Shore Thing: L Lempicka
There's no doubt upon encountering a Lolita Lempicka fragrance that this is a woman who sees herself as a capital-r Romantic. Her bottles are dreamy and abstracted. The bottle for her first, eponymous women's fragrance looks like an apple, in lavender glass wrapped with ivy leaves and signed with her name in a loose, girly script. The men's follow-up, Au Masculin, is in that same lavender glass, and looks like a gnarled tree trunk with the name carved into it--you can easily imagine its bearing your initials instead, "SG + LL"--inside a heart.
The scents are equally romanticized, sweet and luscious gourmand scents, both based on ivy leaves, licorice, and vanilla. I find them both a little cloying, as well, but the men's version at least has some drier elements (rum and cedar) to thin out the sugariness.
There's no point in expecting anything shocking from Lempicka; she won't be doing a whip-cracking leather scent or a dry chypre any time soon.
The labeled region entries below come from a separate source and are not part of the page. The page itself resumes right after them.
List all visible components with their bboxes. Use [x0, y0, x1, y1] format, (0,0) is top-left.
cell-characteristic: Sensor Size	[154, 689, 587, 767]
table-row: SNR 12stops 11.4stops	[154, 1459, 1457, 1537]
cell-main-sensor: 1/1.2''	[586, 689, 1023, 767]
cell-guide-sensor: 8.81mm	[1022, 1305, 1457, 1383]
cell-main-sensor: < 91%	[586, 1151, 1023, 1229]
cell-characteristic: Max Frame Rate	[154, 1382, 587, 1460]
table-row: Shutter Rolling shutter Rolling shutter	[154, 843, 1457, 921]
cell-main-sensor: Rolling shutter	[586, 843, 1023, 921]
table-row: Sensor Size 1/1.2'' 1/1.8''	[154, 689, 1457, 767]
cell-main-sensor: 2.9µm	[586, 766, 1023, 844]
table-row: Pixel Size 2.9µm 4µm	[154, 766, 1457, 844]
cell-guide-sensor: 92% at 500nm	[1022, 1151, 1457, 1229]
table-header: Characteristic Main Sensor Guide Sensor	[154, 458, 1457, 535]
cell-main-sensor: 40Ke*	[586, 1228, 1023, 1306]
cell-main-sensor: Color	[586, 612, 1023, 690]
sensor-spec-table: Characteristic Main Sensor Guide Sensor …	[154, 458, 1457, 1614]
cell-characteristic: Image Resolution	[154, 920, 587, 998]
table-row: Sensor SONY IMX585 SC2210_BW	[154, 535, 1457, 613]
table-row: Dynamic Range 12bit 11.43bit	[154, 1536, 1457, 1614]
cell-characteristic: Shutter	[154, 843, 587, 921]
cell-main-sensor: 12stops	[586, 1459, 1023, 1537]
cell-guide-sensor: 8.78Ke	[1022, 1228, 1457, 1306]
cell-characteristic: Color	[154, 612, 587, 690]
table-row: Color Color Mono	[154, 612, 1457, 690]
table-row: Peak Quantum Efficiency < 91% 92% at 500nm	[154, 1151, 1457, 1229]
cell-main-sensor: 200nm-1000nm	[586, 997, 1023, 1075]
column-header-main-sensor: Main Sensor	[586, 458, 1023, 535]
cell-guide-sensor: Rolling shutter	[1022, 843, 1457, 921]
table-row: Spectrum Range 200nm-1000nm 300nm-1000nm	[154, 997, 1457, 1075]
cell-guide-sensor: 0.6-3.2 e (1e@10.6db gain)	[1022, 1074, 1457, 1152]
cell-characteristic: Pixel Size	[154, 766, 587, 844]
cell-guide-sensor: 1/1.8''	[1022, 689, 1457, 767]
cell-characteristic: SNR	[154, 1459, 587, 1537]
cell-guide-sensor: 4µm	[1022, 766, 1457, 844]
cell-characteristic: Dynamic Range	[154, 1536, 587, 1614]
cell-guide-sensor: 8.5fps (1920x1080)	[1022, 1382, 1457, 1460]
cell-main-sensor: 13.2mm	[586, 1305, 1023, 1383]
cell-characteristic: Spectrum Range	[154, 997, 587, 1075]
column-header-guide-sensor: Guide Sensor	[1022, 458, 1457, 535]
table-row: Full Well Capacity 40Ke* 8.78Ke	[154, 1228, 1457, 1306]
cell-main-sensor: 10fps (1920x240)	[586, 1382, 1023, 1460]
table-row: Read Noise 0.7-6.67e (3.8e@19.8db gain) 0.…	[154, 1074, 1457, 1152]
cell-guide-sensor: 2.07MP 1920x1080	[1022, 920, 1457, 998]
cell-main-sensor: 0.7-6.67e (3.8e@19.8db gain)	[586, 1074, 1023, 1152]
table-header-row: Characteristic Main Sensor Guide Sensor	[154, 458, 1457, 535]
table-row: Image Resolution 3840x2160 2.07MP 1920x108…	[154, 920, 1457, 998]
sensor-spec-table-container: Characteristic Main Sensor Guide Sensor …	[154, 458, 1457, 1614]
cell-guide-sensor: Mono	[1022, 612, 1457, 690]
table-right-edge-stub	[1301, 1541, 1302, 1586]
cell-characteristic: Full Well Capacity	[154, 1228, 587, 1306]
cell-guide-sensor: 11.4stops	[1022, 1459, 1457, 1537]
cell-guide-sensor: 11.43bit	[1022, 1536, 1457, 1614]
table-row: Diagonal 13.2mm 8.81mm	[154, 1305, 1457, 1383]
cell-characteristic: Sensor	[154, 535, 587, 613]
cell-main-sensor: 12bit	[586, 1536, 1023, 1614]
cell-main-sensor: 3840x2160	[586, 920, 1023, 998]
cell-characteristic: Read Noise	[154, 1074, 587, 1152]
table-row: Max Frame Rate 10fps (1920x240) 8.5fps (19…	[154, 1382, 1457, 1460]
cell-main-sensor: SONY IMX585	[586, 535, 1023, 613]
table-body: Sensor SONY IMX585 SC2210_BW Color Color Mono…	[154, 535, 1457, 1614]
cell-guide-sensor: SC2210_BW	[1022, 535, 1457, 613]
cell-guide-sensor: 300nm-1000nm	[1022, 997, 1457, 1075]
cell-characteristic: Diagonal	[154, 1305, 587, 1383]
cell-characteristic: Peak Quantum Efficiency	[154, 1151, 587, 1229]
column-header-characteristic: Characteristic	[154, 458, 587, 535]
After a few of what the industry calls "flankers", new scents leveraged from older ones and capitalizing on their established name (even if they have nothing in common with the originals), she launched her second original women's scent last year, L.
One glance at the bottle would tell you it's another Lempicka scent. Instead of a forest motif, this one has an oceanic theme, to say the least. It's an aquamarine heart embossed with a starfish and draped with a bit of gold fishnet. Attached to this with wire are a tiny glass starfish, a pearly little teardrop of beach glass, and her initial done up in fake rhinestones, all tied to the sprayer cap (itself a triangular chunk of beach glass) with fine rope.
The scent itself isn't especially oceanic, mind you. It's flat-out romantic again, another gourmand oriental, and an extremely nice one at that. This time the star of the show isn't licorice but immortelle, a flower that has a peculiar but pleasant maple-syrup note to it. The scent opens with a brisk shot of orange peel and cinnamon, but it doesn't smell like potpourri or mulled wine, because immediately underneath it is a slosh of vanilla, which will be present throughout the entire scent. There's an element of the top notes that could, if you put your mind to it, suggest seawater, but it certainly isn't an important or dominant note.
The immortelle makes its appearance soon afterwards, and that maple smell--not strong, certainly not like a puddle of syrup--mixes with the vanilla and a very soft, indistinct floral note. It's charming: neither flowery nor cloying, but soothing and sweet. The middle notes begin to fade fairly quickly, in an hour or so, and from then on the scent is a slow gourmand progression towards the base notes of musky wood and still more vanilla.
I like L a lot. The bottle is girly, practically a parody of teen-girl arts-and-crafts romanticism, but the scent itself is unisex and charming.